Nigeria - Intervista al Vescovo Ignatus Ayau Kaigama

Intervista a Ignatius Ayau Kaigama a cura di Francesco Semprini
in “La Stampa” del 13 gennaio 2015

«Non siamo vittime di serie B, il mondo si deve mobilitare per la Nigeria così come ha fatto per la Francia». L’appello giunge da Ignatius Ayau Kaigama, arcivescovo di Jos e presidente della Conferenza Episcopale della Nigeria. Lo sentiamo al telefono mentre sta per lasciare Enugu, dove ha celebrato la messa domenicale.
Bambine kamikaze, venti villaggi messi a ferro e fuoco, duemila persone uccise, cosa sta succedendo in Nigeria?
«Boko Haram ha alzato il tiro dello scontro, come mai in passato con metodi disumani, aberranti, da sterminio».
Qual è l’obiettivo?
«Creare un califfato centroafricano tra Nigeria, Camerun e Niger. Le autorità stanno facendo il possibile per contrastare questa feroci violenze, ma non possono più di tanto».
Perché hanno presa questi terroristi?
«Sfruttano la povertà e il malessere sociale, ma anche l’ignoranza. Le bambine vengono indottrinate, le fanno il lavaggio del cervello convincendole che andranno in paradiso grazie a queste azioni. Del resto l’Africa conosce bene la tragedia dei bambini soldato».
Come vive la comunità cristiana questa situazione?
«Nel terrore assoluto. Ma voglio sottolineare che non è solo la comunità cristiana vittima di questa situazione. Lo stesso vale per le altre minoranze, per i musulmani moderati, e per tutti coloro che non condividono le idee e il fanatismo delle milizie».
Lei rifiuta pertanto il concetto di scontro tra civiltà?
«Assolutamente, all’inizio i perseguitati erano i cristiani, ma ora si tratta di uno sterminio a 360 gradi, di una vera e propria persecuzione diffusa ad opera di un gruppo ristretto, chiunque si oppone al progetto del califfato dei Boko Haram viene eliminato. E troppo spesso nell’immobilismo generale».
Cosa intende dire?
«Intendo dire che anche la comunità internazionale dovrebbe fare di più, non solo limitarsi a proclami e condanne verbali, ma fare il possibile per mettere le nostre autorità nelle condizioni di contrastare questo fenomeno».
Si riferisce alla manifestazione di Parigi?
«Esatto, ci vuole la stessa determinazione. Lì si è consumata una tragedia, così come accade ormai quotidianamente qui da noi, ma la sensibilità e l’attenzione sono diverse. Noi abbiano ogni giorno bombe e attacchi, come quelli delle bimbe kamikaze, ma mi sembra che la mobilitazione sia assai ridotta. Non ci possono essere vittime di serie A e di serie B. Auspico che anche qui si dia vita a una grande manifestazione unitaria, occorre marciare per i nostri duemila morti. E non solo».
Cosa chiede?
«L’intervento della comunità internazionale, dell’Onu per trovare una soluzione al dramma nigeriano. Innanzi tutto capire chi c’è dietro Boko Haram, chi li finanzia e chi li addestra».

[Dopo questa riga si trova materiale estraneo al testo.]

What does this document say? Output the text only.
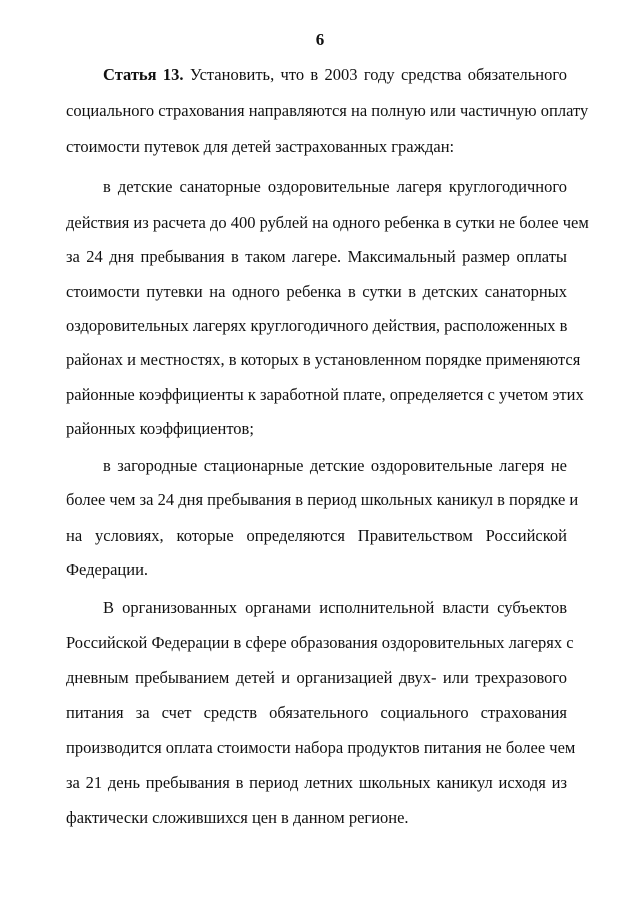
6
Статья 13. Установить, что в 2003 году средства обязательного
социального страхования направляются на полную или частичную оплату
стоимости путевок для детей застрахованных граждан:
в детские санаторные оздоровительные лагеря круглогодичного
действия из расчета до 400 рублей на одного ребенка в сутки не более чем
за 24 дня пребывания в таком лагере. Максимальный размер оплаты
стоимости путевки на одного ребенка в сутки в детских санаторных
оздоровительных лагерях круглогодичного действия, расположенных в
районах и местностях, в которых в установленном порядке применяются
районные коэффициенты к заработной плате, определяется с учетом этих
районных коэффициентов;
в загородные стационарные детские оздоровительные лагеря не
более чем за 24 дня пребывания в период школьных каникул в порядке и
на условиях, которые определяются Правительством Российской
Федерации.
В организованных органами исполнительной власти субъектов
Российской Федерации в сфере образования оздоровительных лагерях с
дневным пребыванием детей и организацией двух- или трехразового
питания за счет средств обязательного социального страхования
производится оплата стоимости набора продуктов питания не более чем
за 21 день пребывания в период летних школьных каникул исходя из
фактически сложившихся цен в данном регионе.
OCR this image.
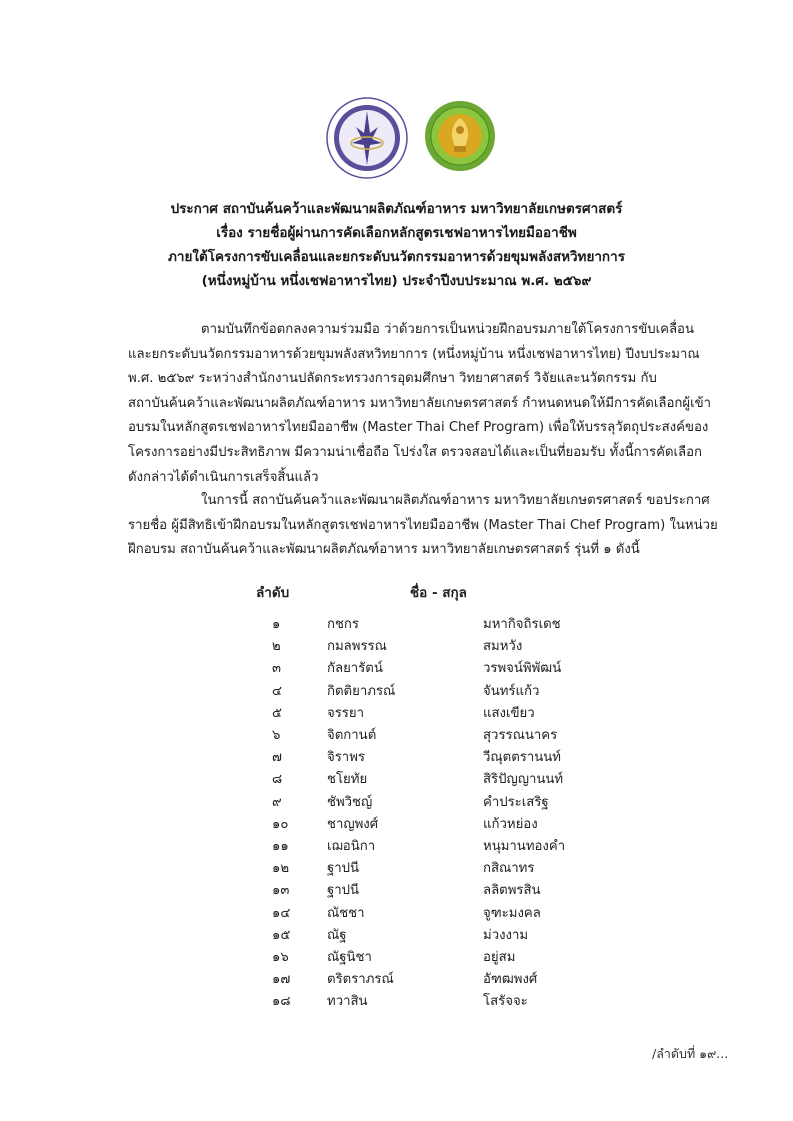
ประกาศ สถาบันค้นคว้าและพัฒนาผลิตภัณฑ์อาหาร มหาวิทยาลัยเกษตรศาสตร์
เรื่อง รายชื่อผู้ผ่านการคัดเลือกหลักสูตรเชฟอาหารไทยมืออาชีพ
ภายใต้โครงการขับเคลื่อนและยกระดับนวัตกรรมอาหารด้วยขุมพลังสหวิทยาการ
(หนึ่งหมู่บ้าน หนึ่งเชฟอาหารไทย) ประจำปีงบประมาณ พ.ศ. ๒๕๖๙
ตามบันทึกข้อตกลงความร่วมมือ ว่าด้วยการเป็นหน่วยฝึกอบรมภายใต้โครงการขับเคลื่อน
และยกระดับนวัตกรรมอาหารด้วยขุมพลังสหวิทยาการ (หนึ่งหมู่บ้าน หนึ่งเชฟอาหารไทย) ปีงบประมาณ
พ.ศ. ๒๕๖๙ ระหว่างสำนักงานปลัดกระทรวงการอุดมศึกษา วิทยาศาสตร์ วิจัยและนวัตกรรม กับ
สถาบันค้นคว้าและพัฒนาผลิตภัณฑ์อาหาร มหาวิทยาลัยเกษตรศาสตร์ กำหนดหนดให้มีการคัดเลือกผู้เข้า
อบรมในหลักสูตรเชฟอาหารไทยมืออาชีพ (Master Thai Chef Program) เพื่อให้บรรลุวัตถุประสงค์ของ
โครงการอย่างมีประสิทธิภาพ มีความน่าเชื่อถือ โปร่งใส ตรวจสอบได้และเป็นที่ยอมรับ ทั้งนี้การคัดเลือก
ดังกล่าวได้ดำเนินการเสร็จสิ้นแล้ว
ในการนี้ สถาบันค้นคว้าและพัฒนาผลิตภัณฑ์อาหาร มหาวิทยาลัยเกษตรศาสตร์ ขอประกาศ
รายชื่อ ผู้มีสิทธิเข้าฝึกอบรมในหลักสูตรเชฟอาหารไทยมืออาชีพ (Master Thai Chef Program) ในหน่วย
ฝึกอบรม สถาบันค้นคว้าและพัฒนาผลิตภัณฑ์อาหาร มหาวิทยาลัยเกษตรศาสตร์ รุ่นที่ ๑ ดังนี้
ลำดับ	ชื่อ - สกุล
๑	กชกร	มหากิจถิรเดช
๒	กมลพรรณ	สมหวัง
๓	กัลยารัตน์	วรพจน์พิพัฒน์
๔	กิตติยาภรณ์	จันทร์แก้ว
๕	จรรยา	แสงเขียว
๖	จิตกานต์	สุวรรณนาคร
๗	จิราพร	วีณุตตรานนท์
๘	ชโยทัย	สิริปัญญานนท์
๙	ชัพวิชญ์	คำประเสริฐ
๑๐	ชาญพงศ์	แก้วหย่อง
๑๑	เฌอนิกา	หนุมานทองคำ
๑๒	ฐาปนี	กสิณาทร
๑๓	ฐาปนี	ลลิตพรสิน
๑๔	ณัชชา	จูฑะมงคล
๑๕	ณัฐ	ม่วงงาม
๑๖	ณัฐนิชา	อยู่สม
๑๗	ตริตราภรณ์	อัฑฒพงศ์
๑๘	ทวาสิน	โสรัจจะ
/ลำดับที่ ๑๙...
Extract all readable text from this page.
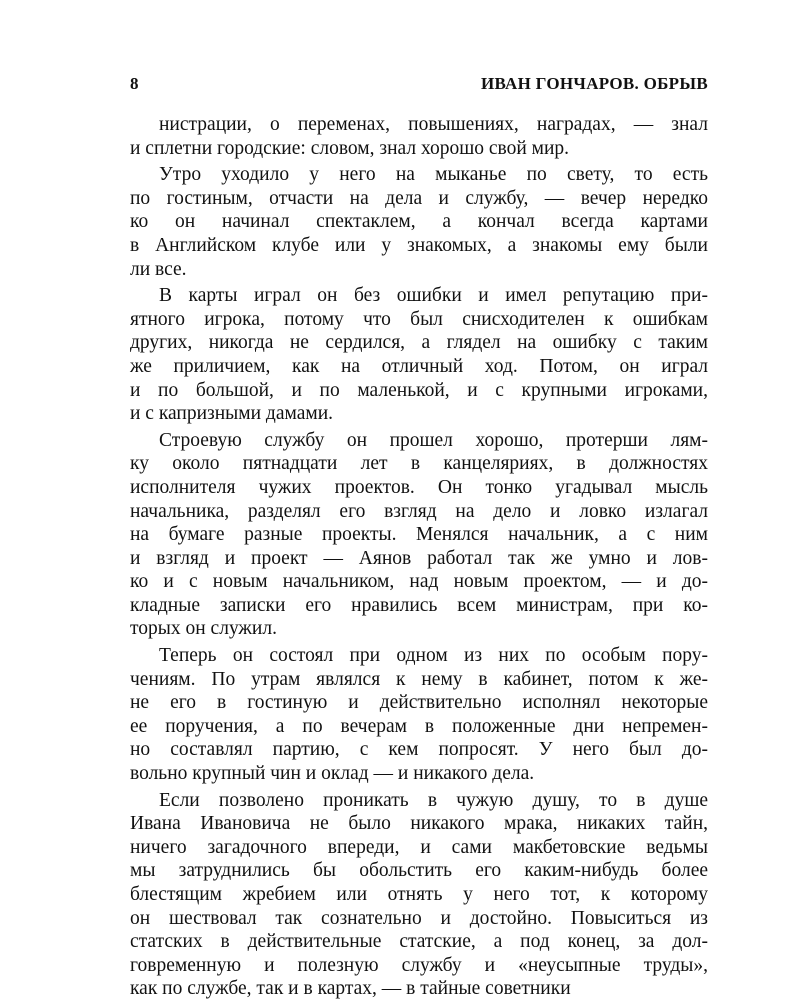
8	ИВАН ГОНЧАРОВ. ОБРЫВ
нистрации, о переменах, повышениях, наградах, — знал
и сплетни городские: словом, знал хорошо свой мир.
Утро уходило у него на мыканье по свету, то есть
по гостиным, отчасти на дела и службу, — вечер нередко
ко он начинал спектаклем, а кончал всегда картами
в Английском клубе или у знакомых, а знакомы ему были
ли все.
В карты играл он без ошибки и имел репутацию при-
ятного игрока, потому что был снисходителен к ошибкам
других, никогда не сердился, а глядел на ошибку с таким
же приличием, как на отличный ход. Потом, он играл
и по большой, и по маленькой, и с крупными игроками,
и с капризными дамами.
Строевую службу он прошел хорошо, протерши лям-
ку около пятнадцати лет в канцеляриях, в должностях
исполнителя чужих проектов. Он тонко угадывал мысль
начальника, разделял его взгляд на дело и ловко излагал
на бумаге разные проекты. Менялся начальник, а с ним
и взгляд и проект — Аянов работал так же умно и лов-
ко и с новым начальником, над новым проектом, — и до-
кладные записки его нравились всем министрам, при ко-
торых он служил.
Теперь он состоял при одном из них по особым пору-
чениям. По утрам являлся к нему в кабинет, потом к же-
не его в гостиную и действительно исполнял некоторые
ее поручения, а по вечерам в положенные дни непремен-
но составлял партию, с кем попросят. У него был до-
вольно крупный чин и оклад — и никакого дела.
Если позволено проникать в чужую душу, то в душе
Ивана Ивановича не было никакого мрака, никаких тайн,
ничего загадочного впереди, и сами макбетовские ведьмы
мы затруднились бы обольстить его каким-нибудь более
блестящим жребием или отнять у него тот, к которому
он шествовал так сознательно и достойно. Повыситься из
статских в действительные статские, а под конец, за дол-
говременную и полезную службу и «неусыпные труды»,
как по службе, так и в картах, — в тайные советники
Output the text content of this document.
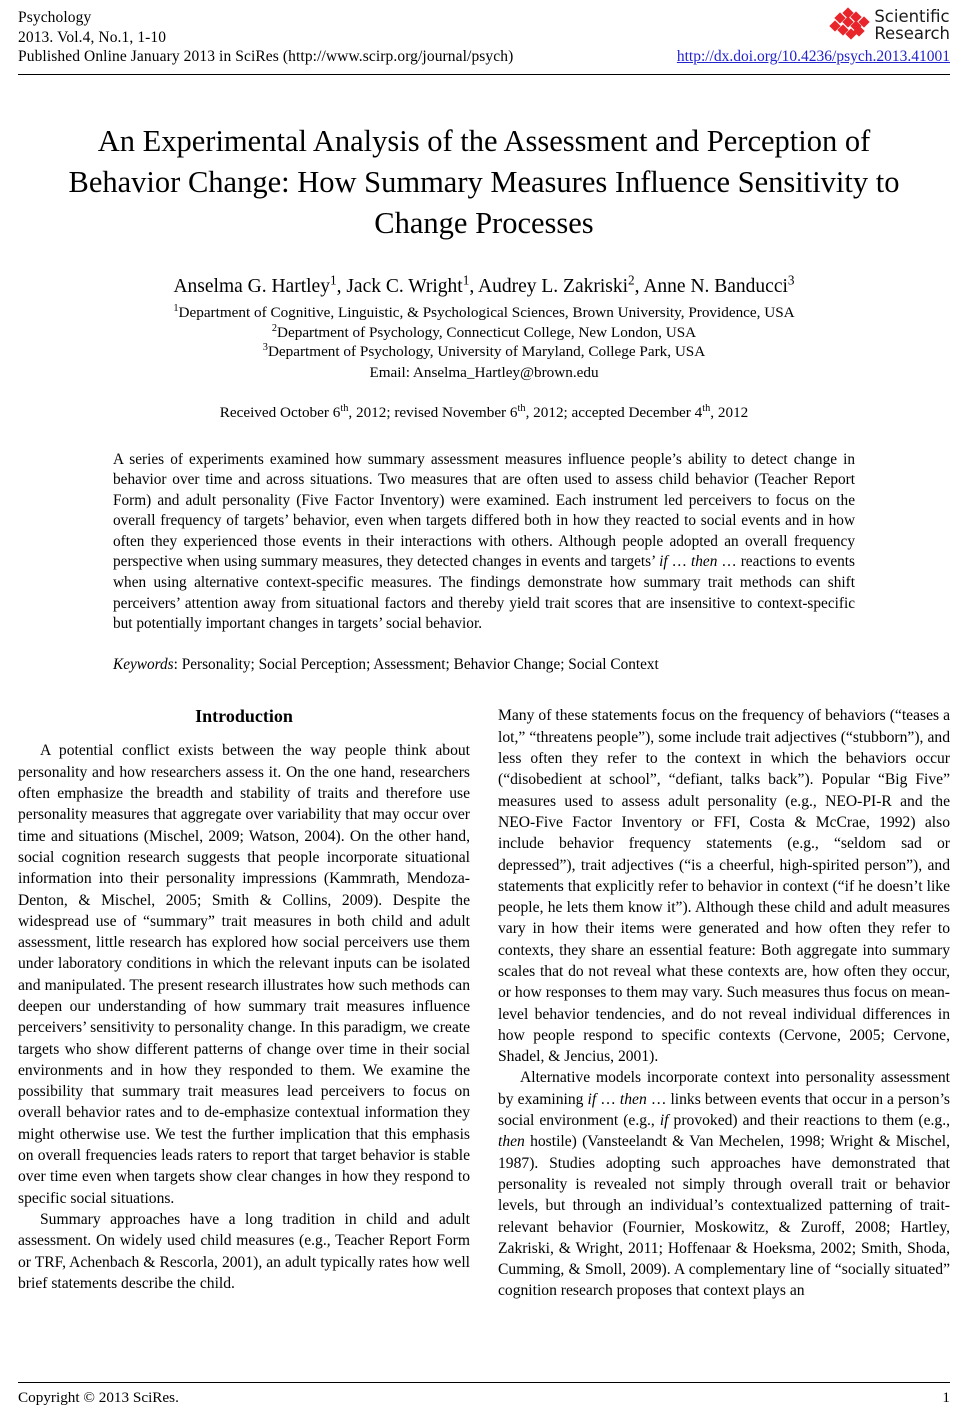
Psychology
2013. Vol.4, No.1, 1-10
Published Online January 2013 in SciRes (http://www.scirp.org/journal/psych)	http://dx.doi.org/10.4236/psych.2013.41001
Scientific
Research
An Experimental Analysis of the Assessment and Perception of Behavior Change: How Summary Measures Influence Sensitivity to Change Processes
Anselma G. Hartley$^1$, Jack C. Wright$^1$, Audrey L. Zakriski$^2$, Anne N. Banducci$^3$
$^1$Department of Cognitive, Linguistic, & Psychological Sciences, Brown University, Providence, USA
$^2$Department of Psychology, Connecticut College, New London, USA
$^3$Department of Psychology, University of Maryland, College Park, USA
Email: Anselma_Hartley@brown.edu
Received October 6th, 2012; revised November 6th, 2012; accepted December 4th, 2012
A series of experiments examined how summary assessment measures influence people’s ability to detect change in behavior over time and across situations. Two measures that are often used to assess child behavior (Teacher Report Form) and adult personality (Five Factor Inventory) were examined. Each instrument led perceivers to focus on the overall frequency of targets’ behavior, even when targets differed both in how they reacted to social events and in how often they experienced those events in their interactions with others. Although people adopted an overall frequency perspective when using summary measures, they detected changes in events and targets’ if … then … reactions to events when using alternative context-specific measures. The findings demonstrate how summary trait methods can shift perceivers’ attention away from situational factors and thereby yield trait scores that are insensitive to context-specific but potentially important changes in targets’ social behavior.
Keywords: Personality; Social Perception; Assessment; Behavior Change; Social Context
Introduction

A potential conflict exists between the way people think about personality and how researchers assess it. On the one hand, researchers often emphasize the breadth and stability of traits and therefore use personality measures that aggregate over variability that may occur over time and situations (Mischel, 2009; Watson, 2004). On the other hand, social cognition research suggests that people incorporate situational information into their personality impressions (Kammrath, Mendoza-Denton, & Mischel, 2005; Smith & Collins, 2009). Despite the widespread use of “summary” trait measures in both child and adult assessment, little research has explored how social perceivers use them under laboratory conditions in which the relevant inputs can be isolated and manipulated. The present research illustrates how such methods can deepen our understanding of how summary trait measures influence perceivers’ sensitivity to personality change. In this paradigm, we create targets who show different patterns of change over time in their social environments and in how they responded to them. We examine the possibility that summary trait measures lead perceivers to focus on overall behavior rates and to de-emphasize contextual information they might otherwise use. We test the further implication that this emphasis on overall frequencies leads raters to report that target behavior is stable over time even when targets show clear changes in how they respond to specific social situations.

Summary approaches have a long tradition in child and adult assessment. On widely used child measures (e.g., Teacher Report Form or TRF, Achenbach & Rescorla, 2001), an adult typically rates how well brief statements describe the child.

Many of these statements focus on the frequency of behaviors (“teases a lot,” “threatens people”), some include trait adjectives (“stubborn”), and less often they refer to the context in which the behaviors occur (“disobedient at school”, “defiant, talks back”). Popular “Big Five” measures used to assess adult personality (e.g., NEO-PI-R and the NEO-Five Factor Inventory or FFI, Costa & McCrae, 1992) also include behavior frequency statements (e.g., “seldom sad or depressed”), trait adjectives (“is a cheerful, high-spirited person”), and statements that explicitly refer to behavior in context (“if he doesn’t like people, he lets them know it”). Although these child and adult measures vary in how their items were generated and how often they refer to contexts, they share an essential feature: Both aggregate into summary scales that do not reveal what these contexts are, how often they occur, or how responses to them may vary. Such measures thus focus on mean-level behavior tendencies, and do not reveal individual differences in how people respond to specific contexts (Cervone, 2005; Cervone, Shadel, & Jencius, 2001).

Alternative models incorporate context into personality assessment by examining if … then … links between events that occur in a person’s social environment (e.g., if provoked) and their reactions to them (e.g., then hostile) (Vansteelandt & Van Mechelen, 1998; Wright & Mischel, 1987). Studies adopting such approaches have demonstrated that personality is revealed not simply through overall trait or behavior levels, but through an individual’s contextualized patterning of trait-relevant behavior (Fournier, Moskowitz, & Zuroff, 2008; Hartley, Zakriski, & Wright, 2011; Hoffenaar & Hoeksma, 2002; Smith, Shoda, Cumming, & Smoll, 2009). A complementary line of “socially situated” cognition research proposes that context plays an

Copyright © 2013 SciRes.	1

Dichiarazione Vescovo di Parigi

in “www.la-croix.com” del 10 gennaio 2015 (traduzione: www.finesettimana.org)

Ai cattolici di Parigi
Parigi, 10 gennaio 2015

Il nostro paese, la nostra città di Parigi in particolare, sono state questa settimana teatro di atti di violenza e di barbarie inaudite. Da diversi anni per noi, la guerra, la morte, era sempre altrove, anche se, in questo periodo, dei soldati francesi erano impegnati in diversi paesi per cercare di portarvi un po' di pace. Alcuni lo hanno pagato con la loro vita.

Ma la morte violenta è giunta bruscamente tra noi. In Francia, e anche molto al di là delle nostre frontiere, tutti sono sotto choc. La maggior parte dei nostri concittadini hanno vissuto questa situazione come un appello a riscoprire un certo numero di valori fondamentali della nostra Repubblica come la libertà di religione o la libertà di opinione. I raduni spontanei di questi ultimi giorni sono stati segnati da un grande raccoglimento, senza espressione di odio né di violenza. La tristezza del lutto e la convinzione che abbiamo insieme qualcosa da difendere uniscono i francesi.

Una caricatura, anche se di cattivo gusto, una critica anche se gravemente ingiusta, non possono essere messe sullo stesso piano di un omicidio. La libertà di stampa è, quale che sia il suo costo, il segno di una società matura. Che degli uomini nati nel nostro paese, nostri concittadini, possano pensare che la sola risposta giusta ad una derisione o ad un insulto sia la morte dei loro autori, pone la nostra società davanti a gravi interrogativi. Che degli ebrei francesi paghino ancora una volta un tributo ai disordini che agitano la nostra società raddoppia ulteriormente la loro gravità. Rendiamo omaggio anche ai poliziotti morti nell'esercizio delle loro funzioni fino all'estremo.

Invito i cattolici di Parigi a pregare il Signore per le vittime dei terroristi, per i loro parenti, i loro figli e le loro famiglie. Preghiamo anche per il nostro paese: che la moderazione, la temperanza e la padronanza di cui tutti hanno dato prova fino ad ora si confermino nelle settimane e nei mesi che verranno; che nessuno si lasci trascinare dal panico o dall'odio; che nessuno si lasci andare alla facilità di identificare pochi fanatici con un'intera religione. E preghiamo anche per i terroristi che scoprano la verità del giudizio di Dio. Chiediamo la grazia di essere artefici di pace. Non bisogna mai disperare della pace, si si costruisce la giustizia.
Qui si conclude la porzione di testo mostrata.